Other title puns considered were: Toasting Chinese Growth until We Are Burned; Let Them Eat, But No More Coal….
Salon’s How the World Works and the FT.com both have mentions of China’s economic growth and increase in greenhouse gas emissions today, respectively here and here. As I have written below, I think that the developed world is outsourcing production and pollution to the developing world. However, despite the fact that so much of the world’s stuff is produced in China, the per capita CO2 emissions here are much lower than in the States. [A fun if disheartening essay from the New Yorker on commuting gives a glimpse of how we consume all of that CO2 with our multiple hour trips to and from work.] I still think that consumption is what is driving increased CO2, and in an economy as export-oriented as China’s, the items created by the pollution that happens here are going elsewhere.
That hundreds of millions of people have escaped extreme poverty is perhaps the most incredible development success story in China and India.
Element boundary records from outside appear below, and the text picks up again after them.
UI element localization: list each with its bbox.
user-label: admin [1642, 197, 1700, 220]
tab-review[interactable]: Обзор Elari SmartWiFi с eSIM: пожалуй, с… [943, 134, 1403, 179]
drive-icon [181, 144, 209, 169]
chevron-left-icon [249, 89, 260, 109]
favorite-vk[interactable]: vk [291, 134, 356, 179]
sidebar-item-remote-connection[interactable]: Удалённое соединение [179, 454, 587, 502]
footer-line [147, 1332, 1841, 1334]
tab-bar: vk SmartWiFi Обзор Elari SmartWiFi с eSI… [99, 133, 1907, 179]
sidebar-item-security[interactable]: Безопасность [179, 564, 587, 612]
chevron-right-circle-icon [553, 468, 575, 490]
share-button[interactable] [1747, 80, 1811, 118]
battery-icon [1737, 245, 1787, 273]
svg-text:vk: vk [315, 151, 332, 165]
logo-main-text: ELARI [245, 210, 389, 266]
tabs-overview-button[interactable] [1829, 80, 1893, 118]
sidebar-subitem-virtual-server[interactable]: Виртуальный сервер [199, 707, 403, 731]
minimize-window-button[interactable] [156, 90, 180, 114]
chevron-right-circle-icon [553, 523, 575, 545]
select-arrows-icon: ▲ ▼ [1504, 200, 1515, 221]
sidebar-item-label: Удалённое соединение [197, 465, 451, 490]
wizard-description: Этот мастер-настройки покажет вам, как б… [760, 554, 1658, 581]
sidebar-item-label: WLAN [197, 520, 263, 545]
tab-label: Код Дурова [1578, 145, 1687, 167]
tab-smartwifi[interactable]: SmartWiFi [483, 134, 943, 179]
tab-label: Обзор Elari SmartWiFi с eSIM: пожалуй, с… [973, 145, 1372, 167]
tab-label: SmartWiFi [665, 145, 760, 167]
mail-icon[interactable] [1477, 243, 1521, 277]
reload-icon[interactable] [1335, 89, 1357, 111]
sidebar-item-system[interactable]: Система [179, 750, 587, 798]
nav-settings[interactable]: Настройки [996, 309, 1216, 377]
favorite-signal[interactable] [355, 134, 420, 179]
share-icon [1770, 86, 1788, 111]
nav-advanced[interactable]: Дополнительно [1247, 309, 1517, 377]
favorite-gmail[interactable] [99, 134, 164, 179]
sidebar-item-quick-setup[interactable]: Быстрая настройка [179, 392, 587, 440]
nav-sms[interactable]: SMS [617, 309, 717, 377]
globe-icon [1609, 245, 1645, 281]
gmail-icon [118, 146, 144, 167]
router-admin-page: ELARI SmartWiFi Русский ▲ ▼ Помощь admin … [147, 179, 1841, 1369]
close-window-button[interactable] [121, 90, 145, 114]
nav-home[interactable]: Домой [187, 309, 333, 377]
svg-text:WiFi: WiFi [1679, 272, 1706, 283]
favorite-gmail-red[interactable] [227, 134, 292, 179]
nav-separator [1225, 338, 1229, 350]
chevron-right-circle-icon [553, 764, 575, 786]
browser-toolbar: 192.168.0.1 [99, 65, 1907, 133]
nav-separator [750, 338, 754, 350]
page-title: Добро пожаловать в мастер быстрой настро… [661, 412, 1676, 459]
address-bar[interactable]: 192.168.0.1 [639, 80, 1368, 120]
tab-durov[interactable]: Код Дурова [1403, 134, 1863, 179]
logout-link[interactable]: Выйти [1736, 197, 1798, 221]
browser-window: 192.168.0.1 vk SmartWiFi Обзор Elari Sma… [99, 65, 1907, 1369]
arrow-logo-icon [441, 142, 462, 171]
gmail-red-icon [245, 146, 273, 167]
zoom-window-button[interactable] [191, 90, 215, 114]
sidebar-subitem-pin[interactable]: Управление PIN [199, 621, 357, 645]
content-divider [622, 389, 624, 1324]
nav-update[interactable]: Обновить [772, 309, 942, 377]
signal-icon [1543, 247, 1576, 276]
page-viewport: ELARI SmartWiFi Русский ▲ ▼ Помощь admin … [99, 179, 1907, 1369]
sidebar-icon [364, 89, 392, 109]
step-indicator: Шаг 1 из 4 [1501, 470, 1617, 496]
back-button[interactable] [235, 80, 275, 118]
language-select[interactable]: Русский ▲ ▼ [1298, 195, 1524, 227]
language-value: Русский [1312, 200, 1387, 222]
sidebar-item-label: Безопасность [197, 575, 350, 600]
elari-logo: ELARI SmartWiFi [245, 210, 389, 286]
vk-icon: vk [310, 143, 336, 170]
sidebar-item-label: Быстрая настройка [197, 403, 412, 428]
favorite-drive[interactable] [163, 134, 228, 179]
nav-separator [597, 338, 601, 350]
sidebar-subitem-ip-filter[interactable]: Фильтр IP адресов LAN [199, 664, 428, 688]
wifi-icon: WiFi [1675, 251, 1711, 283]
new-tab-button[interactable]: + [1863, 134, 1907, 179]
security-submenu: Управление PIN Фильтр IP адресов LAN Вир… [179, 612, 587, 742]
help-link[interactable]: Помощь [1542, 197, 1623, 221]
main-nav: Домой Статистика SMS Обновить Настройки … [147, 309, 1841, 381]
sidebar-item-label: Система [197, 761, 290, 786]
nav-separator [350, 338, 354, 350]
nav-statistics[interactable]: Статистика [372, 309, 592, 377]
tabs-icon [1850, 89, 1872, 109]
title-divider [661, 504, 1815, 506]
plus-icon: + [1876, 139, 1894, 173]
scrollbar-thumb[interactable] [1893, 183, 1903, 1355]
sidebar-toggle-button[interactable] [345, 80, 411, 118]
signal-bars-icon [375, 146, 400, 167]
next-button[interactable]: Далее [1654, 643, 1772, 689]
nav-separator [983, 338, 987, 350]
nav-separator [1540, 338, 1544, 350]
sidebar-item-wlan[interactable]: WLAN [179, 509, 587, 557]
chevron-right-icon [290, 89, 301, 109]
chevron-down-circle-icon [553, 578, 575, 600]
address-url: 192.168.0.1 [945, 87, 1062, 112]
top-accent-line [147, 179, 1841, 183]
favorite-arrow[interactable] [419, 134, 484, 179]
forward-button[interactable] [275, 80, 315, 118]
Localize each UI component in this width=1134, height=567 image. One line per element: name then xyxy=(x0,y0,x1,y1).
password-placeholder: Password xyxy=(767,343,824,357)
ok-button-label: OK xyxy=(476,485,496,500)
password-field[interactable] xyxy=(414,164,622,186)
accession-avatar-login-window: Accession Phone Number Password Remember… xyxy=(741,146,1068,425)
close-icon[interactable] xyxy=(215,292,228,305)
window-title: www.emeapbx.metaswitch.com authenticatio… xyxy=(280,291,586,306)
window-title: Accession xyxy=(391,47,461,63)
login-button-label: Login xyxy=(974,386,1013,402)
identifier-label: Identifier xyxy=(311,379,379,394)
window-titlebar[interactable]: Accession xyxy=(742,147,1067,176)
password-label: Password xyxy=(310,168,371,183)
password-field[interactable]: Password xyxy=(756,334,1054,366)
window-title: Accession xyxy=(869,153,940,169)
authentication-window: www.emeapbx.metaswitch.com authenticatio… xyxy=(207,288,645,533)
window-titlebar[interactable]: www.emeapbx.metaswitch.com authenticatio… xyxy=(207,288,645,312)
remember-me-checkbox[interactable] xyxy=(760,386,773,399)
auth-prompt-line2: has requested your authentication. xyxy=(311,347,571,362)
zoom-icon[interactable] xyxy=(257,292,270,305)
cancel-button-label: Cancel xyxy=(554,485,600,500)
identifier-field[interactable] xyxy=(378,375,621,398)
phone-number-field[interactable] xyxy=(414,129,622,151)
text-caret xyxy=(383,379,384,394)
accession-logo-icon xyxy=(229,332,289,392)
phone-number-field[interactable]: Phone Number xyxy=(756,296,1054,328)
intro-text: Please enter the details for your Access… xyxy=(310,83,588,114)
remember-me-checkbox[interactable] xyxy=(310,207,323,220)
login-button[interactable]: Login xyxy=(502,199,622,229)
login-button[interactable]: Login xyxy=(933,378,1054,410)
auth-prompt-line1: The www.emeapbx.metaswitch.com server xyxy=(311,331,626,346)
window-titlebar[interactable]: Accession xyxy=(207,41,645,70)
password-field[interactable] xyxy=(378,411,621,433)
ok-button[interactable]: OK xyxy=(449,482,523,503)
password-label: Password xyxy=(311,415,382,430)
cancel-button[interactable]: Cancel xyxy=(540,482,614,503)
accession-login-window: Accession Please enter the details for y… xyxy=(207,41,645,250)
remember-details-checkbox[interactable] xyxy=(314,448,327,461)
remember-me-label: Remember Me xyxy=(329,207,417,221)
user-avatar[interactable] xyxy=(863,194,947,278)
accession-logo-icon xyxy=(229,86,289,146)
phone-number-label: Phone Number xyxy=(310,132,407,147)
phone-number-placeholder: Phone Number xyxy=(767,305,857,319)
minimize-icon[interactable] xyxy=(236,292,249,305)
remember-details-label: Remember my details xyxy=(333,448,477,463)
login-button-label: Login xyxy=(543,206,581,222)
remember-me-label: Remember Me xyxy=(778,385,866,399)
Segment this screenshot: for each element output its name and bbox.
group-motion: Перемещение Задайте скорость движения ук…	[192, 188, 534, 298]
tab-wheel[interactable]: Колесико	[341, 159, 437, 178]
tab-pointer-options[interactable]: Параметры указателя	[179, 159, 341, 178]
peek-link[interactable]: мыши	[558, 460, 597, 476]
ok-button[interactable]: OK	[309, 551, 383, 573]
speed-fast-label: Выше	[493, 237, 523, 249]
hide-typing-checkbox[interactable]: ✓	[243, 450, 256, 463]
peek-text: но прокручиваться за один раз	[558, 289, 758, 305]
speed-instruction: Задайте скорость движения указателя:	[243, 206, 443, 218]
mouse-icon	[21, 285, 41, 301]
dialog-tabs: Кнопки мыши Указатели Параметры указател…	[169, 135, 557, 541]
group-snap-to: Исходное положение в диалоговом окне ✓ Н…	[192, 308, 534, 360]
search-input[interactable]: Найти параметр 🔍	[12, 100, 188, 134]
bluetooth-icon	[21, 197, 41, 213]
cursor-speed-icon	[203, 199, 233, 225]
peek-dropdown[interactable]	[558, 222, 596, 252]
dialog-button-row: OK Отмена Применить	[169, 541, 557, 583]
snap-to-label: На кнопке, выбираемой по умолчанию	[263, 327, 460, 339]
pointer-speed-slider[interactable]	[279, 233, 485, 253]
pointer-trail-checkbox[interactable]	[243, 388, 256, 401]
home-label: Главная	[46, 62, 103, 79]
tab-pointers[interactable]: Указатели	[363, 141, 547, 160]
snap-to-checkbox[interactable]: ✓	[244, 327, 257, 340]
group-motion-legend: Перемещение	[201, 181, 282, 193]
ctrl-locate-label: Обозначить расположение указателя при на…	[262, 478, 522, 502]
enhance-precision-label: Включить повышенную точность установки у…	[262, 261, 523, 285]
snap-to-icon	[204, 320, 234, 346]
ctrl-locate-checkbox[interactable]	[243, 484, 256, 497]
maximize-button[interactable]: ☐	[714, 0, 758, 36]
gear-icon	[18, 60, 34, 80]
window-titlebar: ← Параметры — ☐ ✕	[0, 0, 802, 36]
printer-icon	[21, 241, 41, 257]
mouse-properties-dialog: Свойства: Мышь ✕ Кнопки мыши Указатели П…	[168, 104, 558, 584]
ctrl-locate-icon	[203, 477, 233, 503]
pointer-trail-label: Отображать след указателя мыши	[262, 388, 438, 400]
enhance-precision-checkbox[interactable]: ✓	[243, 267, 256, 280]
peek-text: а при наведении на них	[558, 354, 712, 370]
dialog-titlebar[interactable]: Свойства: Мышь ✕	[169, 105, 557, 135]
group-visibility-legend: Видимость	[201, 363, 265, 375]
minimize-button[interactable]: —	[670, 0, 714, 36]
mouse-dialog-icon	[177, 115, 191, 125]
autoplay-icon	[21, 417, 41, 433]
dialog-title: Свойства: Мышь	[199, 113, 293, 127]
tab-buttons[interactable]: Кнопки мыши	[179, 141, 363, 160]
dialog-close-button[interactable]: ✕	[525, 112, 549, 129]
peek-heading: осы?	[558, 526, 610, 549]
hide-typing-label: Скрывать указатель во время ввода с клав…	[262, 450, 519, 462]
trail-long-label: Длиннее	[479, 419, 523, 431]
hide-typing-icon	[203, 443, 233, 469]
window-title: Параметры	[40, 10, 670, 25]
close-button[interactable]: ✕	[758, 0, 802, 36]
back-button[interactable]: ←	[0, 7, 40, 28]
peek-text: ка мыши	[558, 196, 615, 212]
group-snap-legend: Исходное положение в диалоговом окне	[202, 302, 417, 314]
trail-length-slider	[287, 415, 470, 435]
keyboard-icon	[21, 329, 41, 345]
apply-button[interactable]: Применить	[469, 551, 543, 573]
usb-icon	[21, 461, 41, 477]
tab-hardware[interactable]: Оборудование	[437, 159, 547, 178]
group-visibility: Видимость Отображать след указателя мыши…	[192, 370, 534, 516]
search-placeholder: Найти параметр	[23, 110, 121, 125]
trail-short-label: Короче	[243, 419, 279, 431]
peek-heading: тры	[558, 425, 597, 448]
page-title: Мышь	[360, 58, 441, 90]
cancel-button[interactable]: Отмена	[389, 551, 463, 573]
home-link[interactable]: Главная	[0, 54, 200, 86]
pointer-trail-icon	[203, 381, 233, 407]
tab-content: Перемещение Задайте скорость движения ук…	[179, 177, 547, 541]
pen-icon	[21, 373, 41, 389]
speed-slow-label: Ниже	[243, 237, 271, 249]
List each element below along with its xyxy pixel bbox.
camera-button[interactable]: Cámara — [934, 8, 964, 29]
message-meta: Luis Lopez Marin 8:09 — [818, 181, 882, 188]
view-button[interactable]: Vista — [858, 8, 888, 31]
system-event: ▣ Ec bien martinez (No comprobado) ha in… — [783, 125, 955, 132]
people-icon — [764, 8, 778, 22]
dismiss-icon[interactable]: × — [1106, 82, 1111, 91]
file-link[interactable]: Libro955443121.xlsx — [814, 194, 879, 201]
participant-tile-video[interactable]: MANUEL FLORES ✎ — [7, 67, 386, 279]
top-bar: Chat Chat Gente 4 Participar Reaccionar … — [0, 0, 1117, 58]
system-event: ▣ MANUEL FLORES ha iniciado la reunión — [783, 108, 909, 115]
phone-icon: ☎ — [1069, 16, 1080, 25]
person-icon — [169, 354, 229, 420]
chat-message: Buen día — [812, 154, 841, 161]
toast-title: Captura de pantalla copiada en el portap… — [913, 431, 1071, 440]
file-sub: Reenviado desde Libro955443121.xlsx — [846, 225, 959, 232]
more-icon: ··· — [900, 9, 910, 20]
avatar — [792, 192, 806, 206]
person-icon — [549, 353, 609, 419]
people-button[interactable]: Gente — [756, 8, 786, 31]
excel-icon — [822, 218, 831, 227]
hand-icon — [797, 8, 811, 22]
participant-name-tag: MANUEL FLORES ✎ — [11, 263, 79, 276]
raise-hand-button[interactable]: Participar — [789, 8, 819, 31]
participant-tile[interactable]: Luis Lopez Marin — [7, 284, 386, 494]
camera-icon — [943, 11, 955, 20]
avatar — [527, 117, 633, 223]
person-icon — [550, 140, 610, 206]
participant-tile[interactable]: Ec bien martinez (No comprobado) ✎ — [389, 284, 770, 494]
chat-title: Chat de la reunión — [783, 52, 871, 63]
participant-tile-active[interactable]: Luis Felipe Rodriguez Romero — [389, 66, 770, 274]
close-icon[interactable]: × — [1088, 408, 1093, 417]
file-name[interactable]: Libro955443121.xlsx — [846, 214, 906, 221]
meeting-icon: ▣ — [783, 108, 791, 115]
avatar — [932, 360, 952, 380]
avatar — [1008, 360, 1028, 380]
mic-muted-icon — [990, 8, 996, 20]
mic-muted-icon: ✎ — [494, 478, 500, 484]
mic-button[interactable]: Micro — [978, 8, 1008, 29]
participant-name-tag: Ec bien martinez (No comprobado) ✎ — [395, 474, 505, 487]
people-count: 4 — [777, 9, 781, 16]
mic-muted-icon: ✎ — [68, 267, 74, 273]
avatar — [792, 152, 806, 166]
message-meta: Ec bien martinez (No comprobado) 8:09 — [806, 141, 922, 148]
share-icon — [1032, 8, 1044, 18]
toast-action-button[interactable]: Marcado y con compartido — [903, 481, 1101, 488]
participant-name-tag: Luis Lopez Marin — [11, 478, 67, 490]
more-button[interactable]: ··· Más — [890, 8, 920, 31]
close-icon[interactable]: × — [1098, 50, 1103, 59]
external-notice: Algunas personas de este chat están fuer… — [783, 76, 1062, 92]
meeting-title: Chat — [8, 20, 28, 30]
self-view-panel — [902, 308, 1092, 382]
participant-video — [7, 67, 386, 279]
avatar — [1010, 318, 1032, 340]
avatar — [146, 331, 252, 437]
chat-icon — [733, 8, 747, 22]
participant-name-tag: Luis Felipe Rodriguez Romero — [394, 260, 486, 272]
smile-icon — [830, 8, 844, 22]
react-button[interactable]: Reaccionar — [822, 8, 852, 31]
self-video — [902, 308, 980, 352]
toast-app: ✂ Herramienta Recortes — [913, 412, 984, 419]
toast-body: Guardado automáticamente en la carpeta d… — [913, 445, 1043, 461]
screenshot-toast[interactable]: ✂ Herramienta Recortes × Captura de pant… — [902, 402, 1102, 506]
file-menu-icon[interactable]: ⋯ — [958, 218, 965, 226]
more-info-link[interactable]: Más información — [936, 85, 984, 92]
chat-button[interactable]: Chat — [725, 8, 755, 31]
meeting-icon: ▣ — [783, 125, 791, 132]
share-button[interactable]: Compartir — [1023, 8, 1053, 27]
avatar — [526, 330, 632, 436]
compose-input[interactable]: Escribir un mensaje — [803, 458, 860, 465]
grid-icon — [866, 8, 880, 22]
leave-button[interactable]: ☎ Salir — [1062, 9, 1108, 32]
The jobs that pulled them out of poverty – making plastic toys, assembling shoes, and now increasingly melting metals for domestic construction – obviously have a negative environmental consequences. A cost-benefit analysis of this growth has to come out on the side of improving the lives of the poor for now. But at some point, maybe nearer than we think, the balance might tilt the other way, and puns, however clever they might be, will not be appropriate.